До этого, вообще-то, мной было намечено с Ланским сближаться. Прямой смысл: москвич, знатного рода, связи огромные. О последнем он, вовсе не кобенясь, а даже как-то застенчиво сказал: «Кто только не бывает в доме у нас!» Побывал там и я, в тихом, респектабельном московском переулке. Фасад весь был увешан досками знаменитостей... но и живые в нем еще были. Мать его — известная балерина, правда, на пенсии, встретила нас, утомленно утопая в креслах, — руку для поцелуя, однако, вполне уверенно подала: попробуй не поцелуй. Мы прошли в его комнату... и глаза мои навеки остались там. Вот оно — место, где рождаться шедеврам! Но с этим — досадная мелочь — не получилось. Ланской читал мне заготовки сценария... и я увядал. Ну почему Бог дает все и отнимает главное? Революционер-красавец (в те времена уже можно было делать революционеров светскими красавцами) и красавец-жандарм (жандармов уже тоже можно было делать красавцами — прогресс в обществе был налицо) влюблены в красавицу-балерину... Тоска!

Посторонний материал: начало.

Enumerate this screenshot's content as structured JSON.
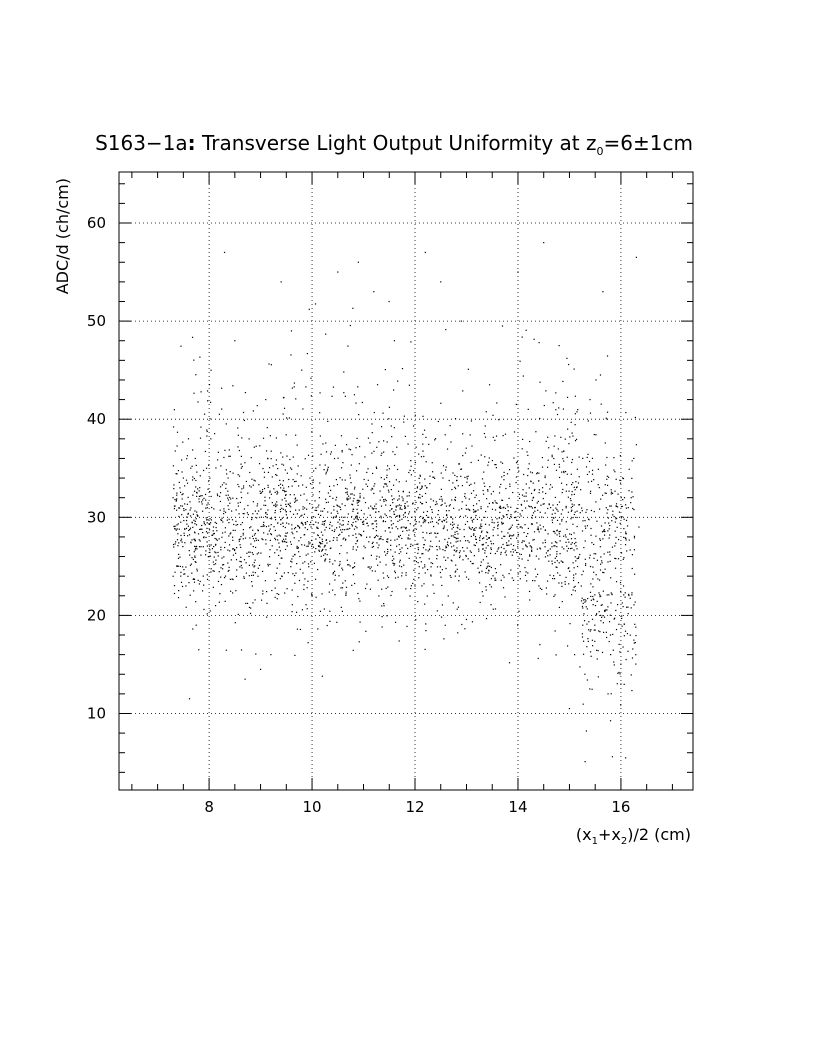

— Это мама твоя? — осенило меня. У меня у самого мама в Москве, нянчит сеструхину дочурку, внучку свою, — у них и остановился.

— Да, — проговорил Ланской, — она согласилась.

«Теперь, — с робостью, свойственной не-аристократам, подумал я, — хорошо бы и другие согласились».

Но оказалось, что это уже мелочи. Ланского-то как раз взяли во ВГИК легко. Если и были чьи-то усилия — то не его. Это у меня возникли проблемы. Так что за него я напрасно переживал.

Красавец-революционер, почему-то в Париже (а почему бы и нет?), должен грохнуть бомбой красавца-жандарма — но тот появляется на краю ложи лишь тогда, когда танцует его любимая прима. И ее, стало быть, грохнуть?

— Вот подумай! — взволнованно произнес Ланской. — Я знаю — ты можешь!

Откуда он это знал? Я сам далеко не был в этом уверен. Тогда еще и не приняли меня — мы на экзамене по литературе сдружились...

Когда мы покидали его дом, в просторную прихожую из маленькой дверки вышла какая-то согбенная старуха и стала ворчать:

— Вот наследили, натопали — разуться не могли!